Recommendations on running RiboDetector twice on the fastq files?

Question

Recommendations on running RiboDetector twice on the fastq files?

resol341 opened this issue 2 years ago · 2 comments

Hi,

First, thank you for such wonderful tool. It really help a lot with our data. I apologize this is a question rather than an actual issue.

We are working with this dataset where the ribo depletion essentially did not work (please see "before.html " in the attached zip file). After running RiboDetector, the "Per sequence GC content" was greatly improved (please see "after.html" in the attached zip file). The top Overrepresented sequences are blasted to be rRNA content still, albeit with reduced count. So my question is, would it be worthwhile/recommended to run RiboDetector for a second time on the fastq files? Would that further reduce the rRNA reads, or would it introduce some sort of bias?

Our experiment was a simple bulk RNA-seq of mouse cells with low cell count/RNA as input.
I ran RiboDetector with the following settings:

ribodetector
-t 10
-l 150
-i ./${seq_name}_R1_001_val_1.fq.gz ./${seq_name}_R2_001_val_2.fq.gz
-m 40
-e norrna
--chunk_size 256
-o nonrrna/${seq_name}_R1_001.fastq.gz nonrrna/${seq_name}_R2_001.fastq.gz

Thank you again.

Best!
fastqc.zip

Answer 1 · 2023-03-17T22:15:41.000Z

Thank you for your interest in RiboDetector (RD). Your command line looks good to me. Running RD for the second time will not further reduce the rRNA count in the output. How many remaining rRNA reads do you estimate in the output of RD? You could try a smaller -l parameter, e.g. 100.

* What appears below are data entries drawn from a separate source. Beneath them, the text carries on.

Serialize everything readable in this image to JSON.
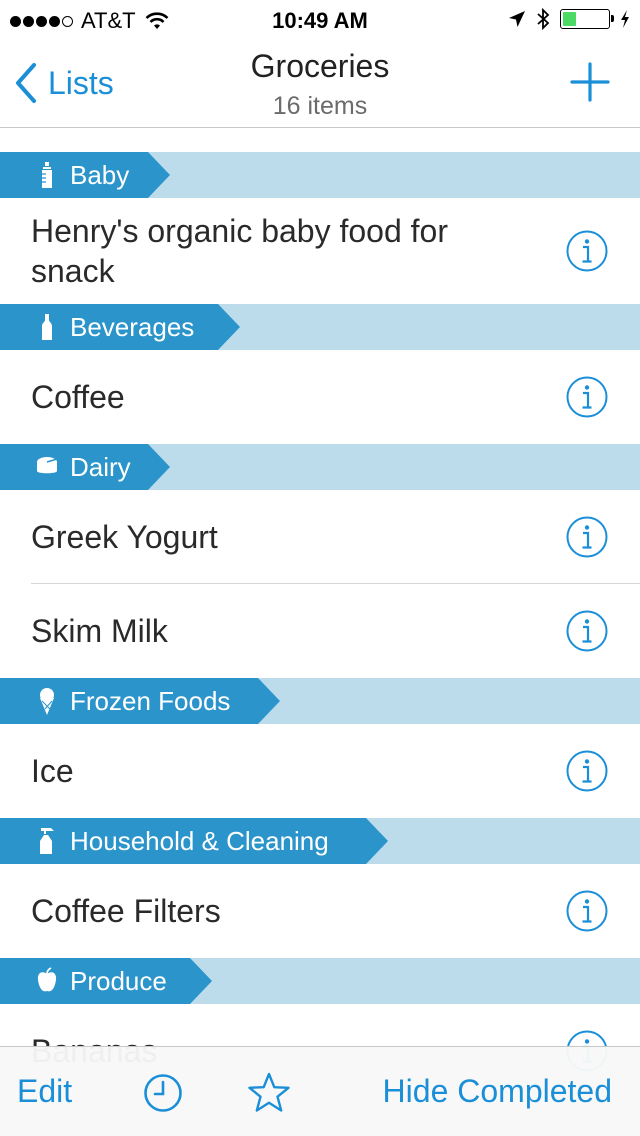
{
  "status_bar": {
    "carrier": "AT&T",
    "time": "10:49 AM",
    "signal_bars": 4,
    "signal_max": 5,
    "battery_level": 0.3
  },
  "nav": {
    "back_label": "Lists",
    "title": "Groceries",
    "subtitle": "16 items"
  },
  "sections": [
    {
      "name": "Baby",
      "icon": "baby-bottle-icon",
      "items": [
        "Henry's organic baby food for snack"
      ]
    },
    {
      "name": "Beverages",
      "icon": "bottle-icon",
      "items": [
        "Coffee"
      ]
    },
    {
      "name": "Dairy",
      "icon": "cheese-icon",
      "items": [
        "Greek Yogurt",
        "Skim Milk"
      ]
    },
    {
      "name": "Frozen Foods",
      "icon": "ice-cream-icon",
      "items": [
        "Ice"
      ]
    },
    {
      "name": "Household & Cleaning",
      "icon": "spray-bottle-icon",
      "items": [
        "Coffee Filters"
      ]
    },
    {
      "name": "Produce",
      "icon": "apple-icon",
      "items": [
        "Bananas"
      ]
    }
  ],
  "toolbar": {
    "edit_label": "Edit",
    "clock_icon": "clock-icon",
    "star_icon": "star-icon",
    "hide_completed_label": "Hide Completed"
  },
  "colors": {
    "accent": "#1a8fd8",
    "section_tag": "#2b94cb",
    "section_band": "#bcdcec"
  }
}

Answer 2 · 2023-03-17T22:29:40.000Z

Hi, Thank you for your reply. I have tried a few tools since submitting this question. It appears that using HTStream supplied with rRNA sequence .fa file completely removed all the rRNA contaminations. Since our data is single species (mouse), that was an easier solution for us. I understand RiboDetector might be oriented more for metatranscriptomic/metagenomic. Thank you for your time.